Carroll: The Power of Movies
Movies enjoy a lasting foothold as the premier artform of the twentieth-century and beyond. Differentiating “movies” from the broader categorization of “film” or “motion pictures”, the medium has a broad sense of accessibility, relatability and perceptibility to a mass audience. These can all be credited, in part, with the genre’s lasting dominance within the modern era. Distinct from more catchall sobriquets, the term “movie” refers to a film style that utilizes narrative and representative reality to engage with its viewers. Through narrative, movies engage with its audience by harkening to the inborn human curiosity of “cause” and “effect.” We are able to perceive this causality with intense clarity due to the variability of framing and focus. By being shown in pictorial form, these details mean more to us than they ever potentially could be in less overt media, such as novels or even stage-plays. Movies, in essence, have a mass appeal because of the fluidity in which we become immersed within them.
Narrative storytelling through motion pictures adopts humanity’s oldest and most ubiquitous form of information exchange (Carroll 492). Human beings tend to comprehend data most efficiently when exposed to it in narrative form, and thus, movies provide this by creating questions that are then, later answered by the progression of the film’s events. This concept of asking and answering questions is further partitioned into the concept of “micro-” and “macro-questions” (494).

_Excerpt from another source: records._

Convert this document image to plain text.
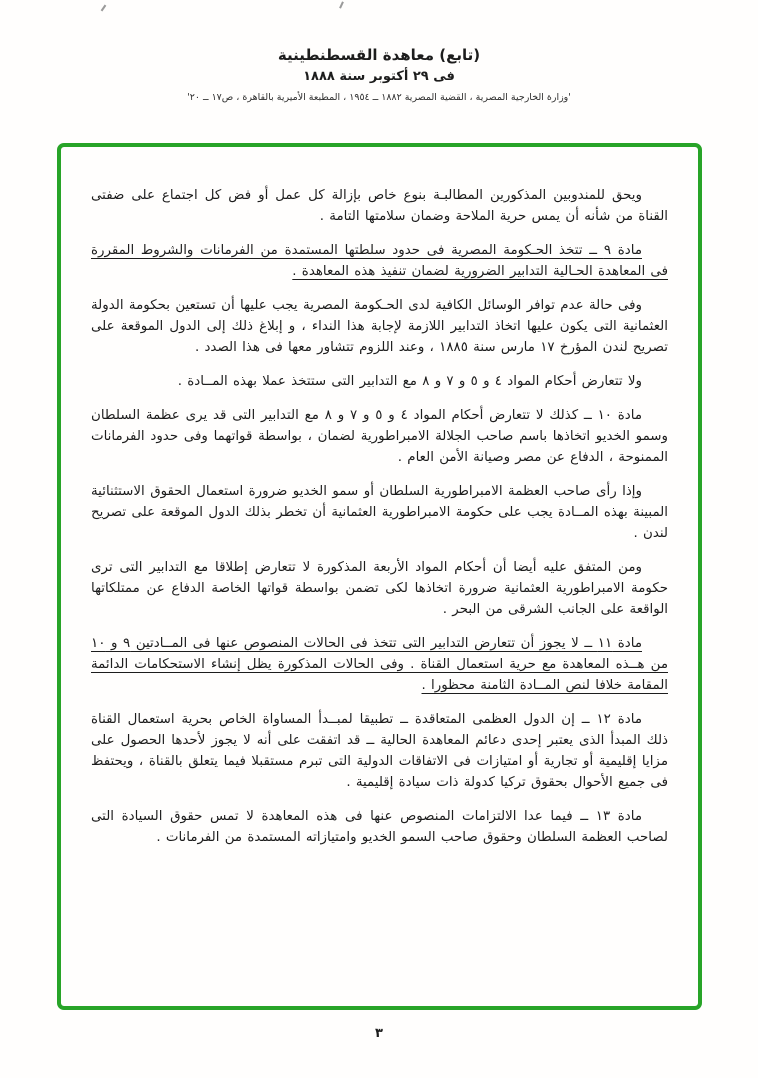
(تابع) معاهدة القسطنطينية
فى ٢٩ أكتوبر سنة ١٨٨٨
'وزارة الخارجية المصرية ، القضية المصرية ١٨٨٢ ــ ١٩٥٤ ، المطبعة الأميرية بالقاهرة ، ص١٧ ــ ٢٠'

ويحق للمندوبين المذكورين المطالبـة بنوع خاص بإزالة كل عمل أو فض كل اجتماع على ضفتى القناة من شأنه أن يمس حرية الملاحة وضمان سلامتها التامة .

مادة ٩ ــ تتخذ الحـكومة المصرية فى حدود سلطتها المستمدة من الفرمانات والشروط المقررة فى المعاهدة الحـالية التدابير الضرورية لضمان تنفيذ هذه المعاهدة .

وفى حالة عدم توافر الوسائل الكافية لدى الحـكومة المصرية يجب عليها أن تستعين بحكومة الدولة العثمانية التى يكون عليها اتخاذ التدابير اللازمة لإجابة هذا النداء ، و إبلاغ ذلك إلى الدول الموقعة على تصريح لندن المؤرخ ١٧ مارس سنة ١٨٨٥ ، وعند اللزوم تتشاور معها فى هذا الصدد .

ولا تتعارض أحكام المواد ٤ و ٥ و ٧ و ٨ مع التدابير التى ستتخذ عملا بهذه المــادة .

مادة ١٠ ــ كذلك لا تتعارض أحكام المواد ٤ و ٥ و ٧ و ٨ مع التدابير التى قد يرى عظمة السلطان وسمو الخديو اتخاذها باسم صاحب الجلالة الامبراطورية لضمان ، بواسطة قواتهما وفى حدود الفرمانات الممنوحة ، الدفاع عن مصر وصيانة الأمن العام .

وإذا رأى صاحب العظمة الامبراطورية السلطان أو سمو الخديو ضرورة استعمال الحقوق الاستثنائية المبينة بهذه المــادة يجب على حكومة الامبراطورية العثمانية أن تخطر بذلك الدول الموقعة على تصريح لندن .

ومن المتفق عليه أيضا أن أحكام المواد الأربعة المذكورة لا تتعارض إطلاقا مع التدابير التى ترى حكومة الامبراطورية العثمانية ضرورة اتخاذها لكى تضمن بواسطة قواتها الخاصة الدفاع عن ممتلكاتها الواقعة على الجانب الشرقى من البحر .

مادة ١١ ــ لا يجوز أن تتعارض التدابير التى تتخذ فى الحالات المنصوص عنها فى المــادتين ٩ و ١٠ من هــذه المعاهدة مع حرية استعمال القناة . وفى الحالات المذكورة يظل إنشاء الاستحكامات الدائمة المقامة خلافا لنص المــادة الثامنة محظورا .

مادة ١٢ ــ إن الدول العظمى المتعاقدة ــ تطبيقا لمبــدأ المساواة الخاص بحرية استعمال القناة ذلك المبدأ الذى يعتبر إحدى دعائم المعاهدة الحالية ــ قد اتفقت على أنه لا يجوز لأحدها الحصول على مزايا إقليمية أو تجارية أو امتيازات فى الاتفاقات الدولية التى تبرم مستقبلا فيما يتعلق بالقناة ، ويحتفظ فى جميع الأحوال بحقوق تركيا كدولة ذات سيادة إقليمية .

مادة ١٣ ــ فيما عدا الالتزامات المنصوص عنها فى هذه المعاهدة لا تمس حقوق السيادة التى لصاحب العظمة السلطان وحقوق صاحب السمو الخديو وامتيازاته المستمدة من الفرمانات .

٣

A movie is capable of keeping its audience glued to the screen by presenting the overall plot as a macro-question. In And Then There Were None, the film posits the macro-question of “who will survive,” and “who is the killer,” and the plot is driven by them. The movie simultaneously maintains our curiosity in the narrative whole by peppering each scene with their own micro-questions. Why were they all invited to the island? Can the servants be trusted? Is Mr. Lombard who he claims he is? This duality of “question” and “answer,” “cause” and “effect,” describes the “erotetic model” of film narrative (494).
As we watch the film we are guided from scene to scene by being exposed to all of the relevant details necessary to answer these questions we’ve been given. Unlike other, more subjective mediums such as live theatre, movies grant a greater sense of coherence as the use of variable framing, focus, and mise-én-scene tell us, the audience, exactly what is important and warrants our fixation. In fact, many of the aforementioned “questions” are answered, most efficiently, using these techniques (490). A shot that tilts and focuses on a revolver at the bedside table hints that it is very likely going to be used in the near future -- a pan across an empty room confirms the seclusion of a paranoid character who seeks a private space. These questions and answers are “shown” rather than “told.”
It is this nature of “showing” over “telling” that truly captures why movies enjoy both a intense and almost universal engagement. Pictorial representations traverse boundaries of culture and education by showing us, visually, what could otherwise take a substantial amount of time to convey, linguistically. While other artforms and mediums may require education, cognition, or even familiarity, the ability to comprehend what is being portrayed in a movie relies, mostly, on one’s sense of object familiarity, a trait that is overwhelmingly standard for most, regardless of education (487). At its barest levels it is human beings’ tendency to relate what they see to what they feel that explains the widespread and gripping popularity of movies.